Le film-hommage est en passe de devenir un genre à part entière, recouvrant les domaines et les champs les plus divers, de la résurrection de Michael Jackson durant les répétitions d’une tournée qui n’aura jamais lieu dans This Is It à la survie de l’intégrité journalistique dans À la une du New York Times. Avec toujours, en trompe-l’œil, la perspective d’une mort annoncée et, à l’arrière de ce funeste carrosse, la traîne d’un temps révolu et couronné de succès. Dans cet interstice, les cinéastes cherchent à faire cohabiter les réminiscences d’une grandeur passée avec la tristesse de la perte à venir, en un exercice hagiographique qui vire souvent à la démonstration d’auto-satisfaction.
Ronrons
Qu’il est étrange de s’appeler Federico n’échappe malheureusement pas à la règle, et vient même en remettre une couche. Plus qu’un portrait de Fellini, le film expose la relation qu’Ettore Scola entretint avec lui au cours des années. Comme si Scola, à travers cet hommage, tentait de faire renaître, sous couvert de servir la soupe à celui qui fut son grand ami, ses propres heures de gloire. Sa « voix » est de plus incarnée par un narrateur qui apparaît de manière intempestive au sein de la narration, attestant au passage que Scola cherche par tous les moyens à entrer par effraction à l’intérieur de son propre film (il choisit d’ailleurs ses deux petits-fils pour incarner les deux cinéastes lorsqu’ils étaient jeunes).

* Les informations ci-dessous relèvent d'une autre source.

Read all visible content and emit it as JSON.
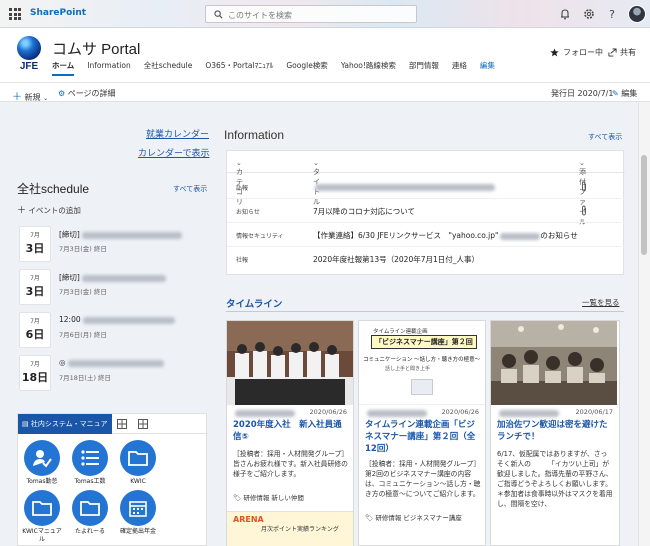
{
  "suitebar": {
    "brand": "SharePoint",
    "search_placeholder": "このサイトを検索"
  },
  "site": {
    "logo_text": "JFE",
    "title": "コムサ Portal"
  },
  "nav": [
    "ホーム",
    "Information",
    "全社schedule",
    "O365・Portalﾏﾆｭｱﾙ",
    "Google検索",
    "Yahoo!路線検索",
    "部門情報",
    "連絡",
    "編集"
  ],
  "header_actions": {
    "follow": "フォロー中",
    "share": "共有"
  },
  "cmdbar": {
    "new": "新規",
    "page_details": "ページの詳細",
    "published": "発行日 2020/7/1",
    "edit": "編集"
  },
  "left_links": {
    "work_calendar": "就業カレンダー",
    "calendar_view": "カレンダーで表示"
  },
  "schedule": {
    "title": "全社schedule",
    "see_all": "すべて表示",
    "add_event": "イベントの追加",
    "events": [
      {
        "month": "7月",
        "day": "3日",
        "title": "[締切]",
        "sub": "7月3日(金) 終日"
      },
      {
        "month": "7月",
        "day": "3日",
        "title": "[締切]",
        "sub": "7月3日(金) 終日"
      },
      {
        "month": "7月",
        "day": "6日",
        "title": "12:00",
        "sub": "7月6日(月) 終日"
      },
      {
        "month": "7月",
        "day": "18日",
        "title": "◎",
        "sub": "7月18日(土) 終日"
      }
    ]
  },
  "apps": {
    "tab_active": "社内システム・マニュアル類",
    "items": [
      {
        "label": "Tomas勤怠",
        "icon": "person-check-icon"
      },
      {
        "label": "Tomas工数",
        "icon": "list-icon"
      },
      {
        "label": "KWIC",
        "icon": "folder-icon"
      },
      {
        "label": "KWICマニュアル",
        "icon": "folder-icon"
      },
      {
        "label": "たよれーる",
        "icon": "folder-icon"
      },
      {
        "label": "確定拠出年金",
        "icon": "calendar-icon"
      }
    ]
  },
  "information": {
    "title": "Information",
    "see_all": "すべて表示",
    "columns": {
      "category": "カテゴリ",
      "title": "タイトル",
      "attachments": "添付ファイル"
    },
    "rows": [
      {
        "category": "訃報",
        "title": "",
        "has_attachment": true
      },
      {
        "category": "お知らせ",
        "title": "7月以降のコロナ対応について",
        "has_attachment": true
      },
      {
        "category": "情報セキュリティ",
        "title": "【作業連絡】6/30 JFEリンクサービス　\"yahoo.co.jp\"",
        "title_tail": "のお知らせ",
        "has_attachment": false
      },
      {
        "category": "社報",
        "title": "2020年度社報第13号（2020年7月1日付_人事）",
        "has_attachment": false
      }
    ]
  },
  "timeline": {
    "title": "タイムライン",
    "see_all": "一覧を見る",
    "cards": [
      {
        "date": "2020/06/26",
        "title": "2020年度入社　新入社員通信⑤",
        "body": "［投稿者：採用・人材開発グループ］皆さんお疲れ様です。新入社員研修の様子をご紹介します。",
        "tag": "研修情報 新しい仲間"
      },
      {
        "date": "2020/06/26",
        "title": "タイムライン連載企画「ビジネスマナー講座」第２回（全12回）",
        "body": "［投稿者：採用・人材開発グループ］第2回のビジネスマナー講座の内容は、コミュニケーション～話し方・聴き方の極意～についてご紹介します。",
        "tag": "研修情報 ビジネスマナー講座"
      },
      {
        "date": "2020/06/17",
        "title": "加治佐ワン歓迎は密を避けたランチで！",
        "body": "6/17、仮配属ではありますが、さっそく新人の　　　「イカツい上司」が歓迎しました。指導先輩の平野さん、ご指導どうぞよろしくお願いします。＊参加者は食事時以外はマスクを着用し、間隔を空け、"
      }
    ],
    "poster": {
      "line1": "タイムライン連載企画",
      "line2": "「ビジネスマナー講座」第２回",
      "line3": "コミュニケーション ～話し方・聴き方の極意～",
      "line4": "話し上手と聞き上手"
    },
    "next_banner": {
      "brand": "ARENA",
      "text": "月次ポイント実績ランキング"
    }
  }
}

De leur passage au Marc’Aurelio, journal satyrique publié notamment sous Mussolini, on ne retiendra que les blagues effrontées et la rapide ascension des deux jeunes hommes, qui vont vite s’associer à d’autres auteurs pour servir leurs propres projets. Sans pour autant verser dans la prétention, Scola ne trouve pourtant rien de mieux à exposer que des scénettes sympathiques, mais au contenu purement anecdotique. Dans ces moments-là, Qu’il est étrange de s’appeler Federico ressemble plus au récit des souvenirs d’un grand-père un peu gâteux qu’à une véritable proposition de cinéma.
Cine-Scola
Et lorsque Scola se pique de vouloir tenter quelques « audaces », le résultat s’avère assez largement insuffisant. De l’hommage convenu à « l’esthétique fellinienne » en passant par les reconstitutions en studio (en référence à Cinecittà, où Fellini tourna un grand nombre de ses films), rien ne vient dérouter le récit de sa confortable marche en avant. La façon dont il met en scène la figure de Fellini, avec son chapeau, son écharpe rouge et son long manteau noir, s’avère tout à fait symptomatique des limites du film-hommage. Condamné à pourchasser des fantômes, des icônes du passé qui marchent maintenant dans l’ombre, et que l’on tente de remettre en lumière pour des motifs souvent peu recommandables.